An inherent advantage yielded by quantum cryptography when compared to classical cryptography is the detection of passive eavesdropping. This is a natural result of the behavior of quantum bits; due to the observer effect, if a bit in a superposition state were to be observed, the superposition state would collapse into an eigenstate. Because the intended recipient was expecting to receive the bit in a superposition state, the intended recipient would know there was an attack, because the bit's state would no longer be in a superposition.

==Quantum computing==

Another goal is the development of quantum computers, which are expected to perform certain computational tasks exponentially faster than classical computers. Instead of using classical bits, quantum computers use qubits, which can be in superpositions of states. Quantum programmers are able to manipulate the superposition of qubits in order to solve problems that classical computing cannot do effectively, such as searching unsorted databases or integer factorization. IBM claims that the advent of quantum computing may progress the fields of medicine, logistics, financial services, artificial intelligence and cloud security.

Another active research topic is quantum teleportation, which deals with techniques to transmit quantum information over arbitrary distances.
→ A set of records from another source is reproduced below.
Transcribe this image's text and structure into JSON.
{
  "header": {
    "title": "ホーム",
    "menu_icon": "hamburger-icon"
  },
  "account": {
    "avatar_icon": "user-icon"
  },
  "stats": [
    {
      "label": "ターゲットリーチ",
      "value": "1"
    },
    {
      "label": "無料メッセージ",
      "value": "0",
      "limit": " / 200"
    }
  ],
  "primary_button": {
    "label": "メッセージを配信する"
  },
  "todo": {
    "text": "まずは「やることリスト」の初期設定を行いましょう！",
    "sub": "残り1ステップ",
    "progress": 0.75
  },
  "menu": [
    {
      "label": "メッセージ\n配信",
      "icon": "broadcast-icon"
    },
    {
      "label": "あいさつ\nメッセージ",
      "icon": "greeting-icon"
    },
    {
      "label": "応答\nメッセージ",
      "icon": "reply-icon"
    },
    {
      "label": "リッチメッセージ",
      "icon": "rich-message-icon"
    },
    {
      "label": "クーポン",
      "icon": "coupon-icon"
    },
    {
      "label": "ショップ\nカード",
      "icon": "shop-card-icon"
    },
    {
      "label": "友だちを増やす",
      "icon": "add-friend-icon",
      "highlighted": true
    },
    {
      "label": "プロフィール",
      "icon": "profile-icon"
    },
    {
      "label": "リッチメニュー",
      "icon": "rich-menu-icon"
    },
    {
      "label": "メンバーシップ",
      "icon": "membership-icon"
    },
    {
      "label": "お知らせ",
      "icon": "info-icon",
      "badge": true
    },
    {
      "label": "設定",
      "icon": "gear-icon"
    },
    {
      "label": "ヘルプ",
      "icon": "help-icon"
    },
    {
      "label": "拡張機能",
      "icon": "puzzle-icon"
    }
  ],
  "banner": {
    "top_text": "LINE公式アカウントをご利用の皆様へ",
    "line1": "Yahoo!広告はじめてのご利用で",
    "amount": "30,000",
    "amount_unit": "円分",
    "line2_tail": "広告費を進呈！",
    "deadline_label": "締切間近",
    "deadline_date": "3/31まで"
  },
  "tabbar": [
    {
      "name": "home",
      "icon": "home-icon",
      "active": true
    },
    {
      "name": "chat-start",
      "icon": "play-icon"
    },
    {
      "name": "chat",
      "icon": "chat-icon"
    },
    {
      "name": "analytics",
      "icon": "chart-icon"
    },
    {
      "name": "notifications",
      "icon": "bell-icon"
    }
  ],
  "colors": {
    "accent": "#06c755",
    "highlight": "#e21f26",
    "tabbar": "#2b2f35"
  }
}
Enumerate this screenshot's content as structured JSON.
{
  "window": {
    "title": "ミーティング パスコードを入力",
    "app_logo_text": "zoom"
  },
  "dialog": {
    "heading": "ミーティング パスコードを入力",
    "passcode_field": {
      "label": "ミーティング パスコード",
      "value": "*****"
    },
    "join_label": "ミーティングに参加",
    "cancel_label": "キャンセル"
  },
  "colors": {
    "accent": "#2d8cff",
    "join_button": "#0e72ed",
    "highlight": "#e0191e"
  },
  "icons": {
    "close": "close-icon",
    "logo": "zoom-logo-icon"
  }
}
==Macroscale quantum effects==

While quantum mechanics primarily applies to the smaller atomic regimes of matter and energy, some systems exhibit quantum mechanical effects on a large scale. Superfluidity, the frictionless flow of a liquid at temperatures near absolute zero, is one well-known example. So is the closely related phenomenon of superconductivity, the frictionless flow of an electron gas in a conducting material (an electric current) at sufficiently low temperatures. The fractional quantum Hall effect is a topological ordered state which corresponds to patterns of long-range quantum entanglement. States with different topological orders (or different patterns of long range entanglements) cannot change into each other without a phase transition.

==Other phenomena==
Quantum theory also provides accurate descriptions for many previously unexplained phenomena, such as black-body radiation and the stability of the orbitals of electrons in atoms. It has also given insight into the workings of many different biological systems, including smell receptors and protein structures. Recent work on photosynthesis has provided evidence that quantum correlations play an essential role in this fundamental process of plants and many other organisms. Even so, classical physics can often provide good approximations to results otherwise obtained by quantum physics, typically in circumstances with large numbers of particles or large quantum numbers. Since classical formulas are much simpler and easier to compute than quantum formulas, classical approximations are used and preferred when the system is large enough to render the effects of quantum mechanics insignificant.